Im Vergleich zum Diesel fährt der Gas-Lkw wesentlich leiser. Die Geräuschentwicklung reduziert sich auf 72 dB(A) um rund die Hälfte. An der Performance des Lkw muss er keine Abstriche machen. Und er braucht sich keine Gedanken um Fahrtverbote für bestimmte Straßen oder ganze Innenstadtbereiche wegen zu hoher Stickoxidbelastung zu machen und muss keine Umfahrungen vornehmen. 

Ist ein Erdgasmotor anfälliger auf Störungen als ein Dieselmotor?

Nein. Scania verkauft seit über zehn Jahren Erdgasmotoren. Die Technik ist ausgereift und so funktionssicher wie beim Dieselmotor.

Aber die Wartungsintervalle verkürzen sich mit Erdgasmotoren

Das ist richtig. Lkw mit Erdgasmotor müssen alle 45.000 Kilometer zum Service in die Werkstatt. Dadurch wird der Wartungsaufwand etwas höher und die Wartungs- und Reparaturverträge kosten ein wenig mehr.

Sind bei Scania alle Servicestützpunkte für den Umgang mit CNG- und LNG-Motoren gerüstet?

Nein, noch nicht alle Betriebe haben eine Zertifizierung oder Gasarbeitsplätze. Aber das befindet sich im Aufbau. Bis Mitte 2019 wird schon mehr als die Hälfte aller Scania Stützpunkte dafür qualifiziert sein, sodass Kunden und Fahrer von Gasfahrzeugen keine weiten Wege in Kauf nehmen müssen. 

Kann ich als einzelner mit der Anschaffung von Erdgas-Fahrzeugen das Klima retten?

Sicher nicht. Aber neben der politischen Notwendigkeit, die Treibhausgasemissionen zu reduzieren, kann jeder ein Stück weit zur Klimarettung beitragen. Nur gemeinsam lässt sich etwas ausrichten.

Welchen Kraftstoffen gehört die Zukunft in der Transportbranche?

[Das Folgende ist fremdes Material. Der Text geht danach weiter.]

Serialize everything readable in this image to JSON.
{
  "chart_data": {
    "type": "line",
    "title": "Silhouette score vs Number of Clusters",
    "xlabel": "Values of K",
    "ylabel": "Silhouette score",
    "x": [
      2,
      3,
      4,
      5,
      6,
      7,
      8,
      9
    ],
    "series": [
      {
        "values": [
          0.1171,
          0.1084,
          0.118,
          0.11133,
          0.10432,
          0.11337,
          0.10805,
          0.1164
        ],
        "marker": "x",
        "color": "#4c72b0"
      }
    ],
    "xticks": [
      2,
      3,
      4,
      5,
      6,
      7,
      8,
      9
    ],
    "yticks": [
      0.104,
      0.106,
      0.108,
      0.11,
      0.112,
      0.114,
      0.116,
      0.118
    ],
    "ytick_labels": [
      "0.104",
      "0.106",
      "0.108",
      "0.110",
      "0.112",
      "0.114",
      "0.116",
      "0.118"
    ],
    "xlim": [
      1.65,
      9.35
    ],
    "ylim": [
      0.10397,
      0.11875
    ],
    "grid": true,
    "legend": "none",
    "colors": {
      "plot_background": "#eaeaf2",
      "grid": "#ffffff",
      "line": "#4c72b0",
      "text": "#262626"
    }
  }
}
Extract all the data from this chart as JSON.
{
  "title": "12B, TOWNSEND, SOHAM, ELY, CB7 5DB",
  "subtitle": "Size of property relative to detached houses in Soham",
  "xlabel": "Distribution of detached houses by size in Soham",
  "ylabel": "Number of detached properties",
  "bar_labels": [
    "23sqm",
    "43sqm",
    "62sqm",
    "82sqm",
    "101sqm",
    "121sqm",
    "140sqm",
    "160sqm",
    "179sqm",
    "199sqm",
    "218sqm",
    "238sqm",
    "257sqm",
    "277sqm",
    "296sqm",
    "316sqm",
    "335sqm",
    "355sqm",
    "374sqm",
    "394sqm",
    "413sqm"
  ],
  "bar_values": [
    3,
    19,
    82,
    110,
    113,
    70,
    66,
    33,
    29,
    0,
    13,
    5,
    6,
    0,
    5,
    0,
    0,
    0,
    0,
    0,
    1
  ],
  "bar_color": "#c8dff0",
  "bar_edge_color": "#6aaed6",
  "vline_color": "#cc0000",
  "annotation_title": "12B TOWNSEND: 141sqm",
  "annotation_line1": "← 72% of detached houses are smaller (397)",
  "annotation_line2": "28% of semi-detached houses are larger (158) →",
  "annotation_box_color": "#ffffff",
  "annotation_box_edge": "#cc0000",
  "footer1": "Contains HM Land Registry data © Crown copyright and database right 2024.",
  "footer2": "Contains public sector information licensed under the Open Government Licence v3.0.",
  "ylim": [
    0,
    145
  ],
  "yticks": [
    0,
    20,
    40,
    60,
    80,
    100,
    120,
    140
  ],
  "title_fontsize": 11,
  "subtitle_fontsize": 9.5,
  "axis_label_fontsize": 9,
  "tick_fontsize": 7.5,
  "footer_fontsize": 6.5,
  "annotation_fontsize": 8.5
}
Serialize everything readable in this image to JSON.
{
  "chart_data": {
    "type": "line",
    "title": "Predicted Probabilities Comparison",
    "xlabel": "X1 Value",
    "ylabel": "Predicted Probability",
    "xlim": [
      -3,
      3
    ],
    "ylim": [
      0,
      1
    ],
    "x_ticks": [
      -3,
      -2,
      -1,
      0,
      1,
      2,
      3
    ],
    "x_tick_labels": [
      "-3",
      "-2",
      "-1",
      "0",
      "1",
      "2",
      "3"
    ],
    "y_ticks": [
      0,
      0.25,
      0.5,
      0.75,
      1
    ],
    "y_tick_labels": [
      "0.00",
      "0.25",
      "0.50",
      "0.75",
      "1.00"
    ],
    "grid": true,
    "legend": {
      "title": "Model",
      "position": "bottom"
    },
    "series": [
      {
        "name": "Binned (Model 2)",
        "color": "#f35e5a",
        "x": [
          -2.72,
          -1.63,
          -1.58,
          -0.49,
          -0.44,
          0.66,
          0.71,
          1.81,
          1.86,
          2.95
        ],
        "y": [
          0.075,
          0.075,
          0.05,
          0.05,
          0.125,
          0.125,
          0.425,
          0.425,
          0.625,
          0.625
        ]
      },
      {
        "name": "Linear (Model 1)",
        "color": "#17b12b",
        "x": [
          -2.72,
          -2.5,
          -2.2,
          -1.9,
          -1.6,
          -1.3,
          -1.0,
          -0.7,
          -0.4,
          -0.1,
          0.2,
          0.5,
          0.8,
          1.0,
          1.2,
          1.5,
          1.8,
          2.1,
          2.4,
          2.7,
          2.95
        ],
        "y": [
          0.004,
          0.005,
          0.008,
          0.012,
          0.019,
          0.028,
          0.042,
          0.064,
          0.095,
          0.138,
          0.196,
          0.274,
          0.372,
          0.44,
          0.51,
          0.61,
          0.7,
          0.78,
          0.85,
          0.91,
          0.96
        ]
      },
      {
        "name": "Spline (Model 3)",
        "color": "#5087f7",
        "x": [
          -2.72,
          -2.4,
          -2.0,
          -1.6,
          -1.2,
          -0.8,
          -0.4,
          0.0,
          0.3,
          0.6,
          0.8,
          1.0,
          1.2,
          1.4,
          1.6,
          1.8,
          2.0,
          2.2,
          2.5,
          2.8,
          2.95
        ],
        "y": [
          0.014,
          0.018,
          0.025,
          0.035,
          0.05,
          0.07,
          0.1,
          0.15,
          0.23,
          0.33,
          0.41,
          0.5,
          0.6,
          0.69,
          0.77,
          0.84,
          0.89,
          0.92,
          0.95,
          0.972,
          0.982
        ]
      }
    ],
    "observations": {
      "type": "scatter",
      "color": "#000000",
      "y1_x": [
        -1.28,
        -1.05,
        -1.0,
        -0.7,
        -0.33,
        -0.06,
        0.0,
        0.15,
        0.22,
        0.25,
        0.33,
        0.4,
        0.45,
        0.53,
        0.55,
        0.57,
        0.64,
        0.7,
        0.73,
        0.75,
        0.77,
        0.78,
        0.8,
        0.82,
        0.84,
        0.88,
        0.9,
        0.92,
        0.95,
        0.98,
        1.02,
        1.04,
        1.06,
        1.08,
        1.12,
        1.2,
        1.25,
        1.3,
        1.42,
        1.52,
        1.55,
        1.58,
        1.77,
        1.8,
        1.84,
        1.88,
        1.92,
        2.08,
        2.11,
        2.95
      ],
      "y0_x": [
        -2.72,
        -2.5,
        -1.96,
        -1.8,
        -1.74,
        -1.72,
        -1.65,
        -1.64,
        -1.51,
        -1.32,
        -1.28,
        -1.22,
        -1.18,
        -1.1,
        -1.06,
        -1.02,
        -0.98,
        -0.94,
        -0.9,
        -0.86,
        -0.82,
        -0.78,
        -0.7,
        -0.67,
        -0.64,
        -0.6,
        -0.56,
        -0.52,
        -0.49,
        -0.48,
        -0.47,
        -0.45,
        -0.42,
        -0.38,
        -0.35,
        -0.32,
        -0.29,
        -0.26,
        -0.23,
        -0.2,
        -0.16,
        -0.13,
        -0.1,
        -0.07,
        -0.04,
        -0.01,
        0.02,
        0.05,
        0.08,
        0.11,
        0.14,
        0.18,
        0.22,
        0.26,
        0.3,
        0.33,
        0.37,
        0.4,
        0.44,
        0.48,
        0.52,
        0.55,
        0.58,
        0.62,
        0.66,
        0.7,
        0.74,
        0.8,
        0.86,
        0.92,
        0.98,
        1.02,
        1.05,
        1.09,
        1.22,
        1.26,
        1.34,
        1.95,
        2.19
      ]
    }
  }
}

Die Zukunft gehört den so genannten e-Fuels. Die biologischen oder synthetischen Kraftstoffe auf Wasserstoffbasis bieten eine hervorragende CO2-Bilanz und viele Vorteile in Bezug auf Stickoxide und Partikel. Der Feinstaub liegt bei Gasmotoren an der Nachweisgrenze. Das Methangas enthält wenig Kohlenstoff und verfügt dafür über das Maximum von Wasserstoff pro Kohlenstoffatom, was für eine saubere Verbrennung sorgt. Die Stickoxidwerte liegen rund 60 Prozent unterhalb derer bei der Dieselverbrennung. Sauberer lässt sich ein Verbrennungsmotor kaum betreiben. Und auf den sind wir noch einige Jahre angewiesen.